Adjustment of the Time for Completion
In addition to the above, FIDIC have also introduced a time-based risk sharing mechanism in respect of the Excavation and Lining Works.
A new Completion Schedule has been introduced which will set out Milestones for the Works and a Time for Completion in respect of each Milestone – these Milestones must include the completion of the Excavation and completion of the Lining. The Time for Completion of the Milestones in the Completion Schedule must be based on and consistent with the production rates and durations provided by the Contractor in the Schedule of Baselines for the Excavation and Lining Works. The time allowed in the Completion Schedule or Programme for completing the Underground Works will be reassessed (extended or reduced) by the Engineer applying the Contractor's production rates or durations to the measured quantity of each item of work or activity in the Schedule of Baselines. Based on this re-assessment, the Time for Completion of the relevant Milestone will be adjusted accordingly.
Importantly, this mechanism also allows for the Time for Completion to be reduced as well as extended – if activities take less time than anticipated as a result of sub-surface physical conditions being better than expected, then the Time for Completion may be reduced. This is obviously quite different to how time is usually dealt with in construction projects. The rationale appears to be that this represents a fair and balanced risk allocation; if conditions are less onerous than anticipated, the employer should receive the benefit of this by way of a reduced timeline.

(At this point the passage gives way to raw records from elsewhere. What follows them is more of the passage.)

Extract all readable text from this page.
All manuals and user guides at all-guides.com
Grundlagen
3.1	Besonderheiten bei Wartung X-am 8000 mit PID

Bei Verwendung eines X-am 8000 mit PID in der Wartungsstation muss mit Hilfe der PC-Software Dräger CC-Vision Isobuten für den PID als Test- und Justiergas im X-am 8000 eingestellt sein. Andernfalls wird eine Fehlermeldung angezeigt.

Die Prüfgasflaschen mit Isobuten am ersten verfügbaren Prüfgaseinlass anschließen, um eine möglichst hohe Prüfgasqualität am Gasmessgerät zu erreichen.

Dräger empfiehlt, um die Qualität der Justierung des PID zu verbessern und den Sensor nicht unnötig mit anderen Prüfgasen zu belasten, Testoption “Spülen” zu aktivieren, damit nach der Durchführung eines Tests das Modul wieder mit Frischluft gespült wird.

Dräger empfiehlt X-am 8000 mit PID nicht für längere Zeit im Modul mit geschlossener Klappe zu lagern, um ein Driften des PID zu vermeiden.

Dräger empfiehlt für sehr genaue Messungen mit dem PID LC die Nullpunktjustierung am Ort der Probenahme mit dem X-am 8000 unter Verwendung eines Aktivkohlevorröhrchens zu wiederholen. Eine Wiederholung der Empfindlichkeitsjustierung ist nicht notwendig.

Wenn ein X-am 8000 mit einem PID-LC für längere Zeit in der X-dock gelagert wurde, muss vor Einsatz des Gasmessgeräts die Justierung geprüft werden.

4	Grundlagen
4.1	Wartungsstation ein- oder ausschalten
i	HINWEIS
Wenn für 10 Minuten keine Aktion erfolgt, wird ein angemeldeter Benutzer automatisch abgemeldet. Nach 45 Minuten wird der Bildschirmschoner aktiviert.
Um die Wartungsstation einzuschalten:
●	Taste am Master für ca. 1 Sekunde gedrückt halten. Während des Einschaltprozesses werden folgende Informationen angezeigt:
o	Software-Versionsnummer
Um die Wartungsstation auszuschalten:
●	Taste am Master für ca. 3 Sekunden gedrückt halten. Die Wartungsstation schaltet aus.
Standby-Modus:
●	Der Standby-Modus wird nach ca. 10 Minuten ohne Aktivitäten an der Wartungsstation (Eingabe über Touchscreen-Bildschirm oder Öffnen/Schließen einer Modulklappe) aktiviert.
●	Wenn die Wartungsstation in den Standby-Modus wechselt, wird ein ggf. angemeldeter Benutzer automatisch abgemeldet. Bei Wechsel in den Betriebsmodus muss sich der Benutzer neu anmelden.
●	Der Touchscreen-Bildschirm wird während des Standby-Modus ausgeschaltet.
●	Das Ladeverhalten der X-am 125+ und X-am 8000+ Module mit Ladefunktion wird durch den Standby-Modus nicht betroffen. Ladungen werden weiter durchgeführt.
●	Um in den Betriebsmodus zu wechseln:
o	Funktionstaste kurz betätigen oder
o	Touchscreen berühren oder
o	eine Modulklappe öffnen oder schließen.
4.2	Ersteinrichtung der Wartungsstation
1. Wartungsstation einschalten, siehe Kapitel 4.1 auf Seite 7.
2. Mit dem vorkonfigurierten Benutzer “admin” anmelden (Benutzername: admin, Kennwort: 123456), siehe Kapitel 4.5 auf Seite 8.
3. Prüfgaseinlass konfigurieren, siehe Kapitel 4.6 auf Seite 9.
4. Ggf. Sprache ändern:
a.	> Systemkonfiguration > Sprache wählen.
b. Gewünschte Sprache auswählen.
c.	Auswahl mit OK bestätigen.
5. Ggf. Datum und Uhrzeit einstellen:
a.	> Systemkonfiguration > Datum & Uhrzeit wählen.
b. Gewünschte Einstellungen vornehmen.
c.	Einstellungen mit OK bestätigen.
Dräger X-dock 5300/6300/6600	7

Ultimately, while the Contractor benefits if conditions are worse than originally anticipated, the Employer benefits if conditions are better than originally anticipated.
Things to think about…
It will be interesting to see how quickly the new Emerald Book will be adopted for use on tunnelling projects and, when it is, to what extent parties seek to amend the form. Given that the Emerald Book follows the basic structure and risk allocation introduced by the 2017 suite of contracts, we would expect to see changes in the same nature of those generally made to the rest of the suite. Regarding the elements of the form specific to tunnelling and the issues raised above, some stakeholders are querying the usefulness of the form if a different procurement method was sought beyond a basic design and build approach.
While a measurement approach is not uncommon on tunnelling projects, such a mechanism is obviously pro-Contractor. While this may be seen to be 'balanced' by the reduction in the Time for Completion available to the Employer if conditions are more favourable than expected, it would not be unsurprising if Employers sought to impose additional restrictions on the measurement mechanism in an attempt to regain some control and cost certainty in this regard. In addition, while the novel approach to time may be welcomed from an Employer's point of view, such fluidity with respect to the Time for Completion is likely to not only increase the administrative burden on the parties but also give rise to further disputes between the parties.
Finally, it should be noted that the substantive changes to the form are relatively limited, with most of the key detail left to be completed by the parties. It will be important, therefore, for the parties to accurately complete the GBR, the Bill of Quantities, Schedule of Baselines and Completion Schedule, and understand how these documents interact with each other and the substantive provisions more generally.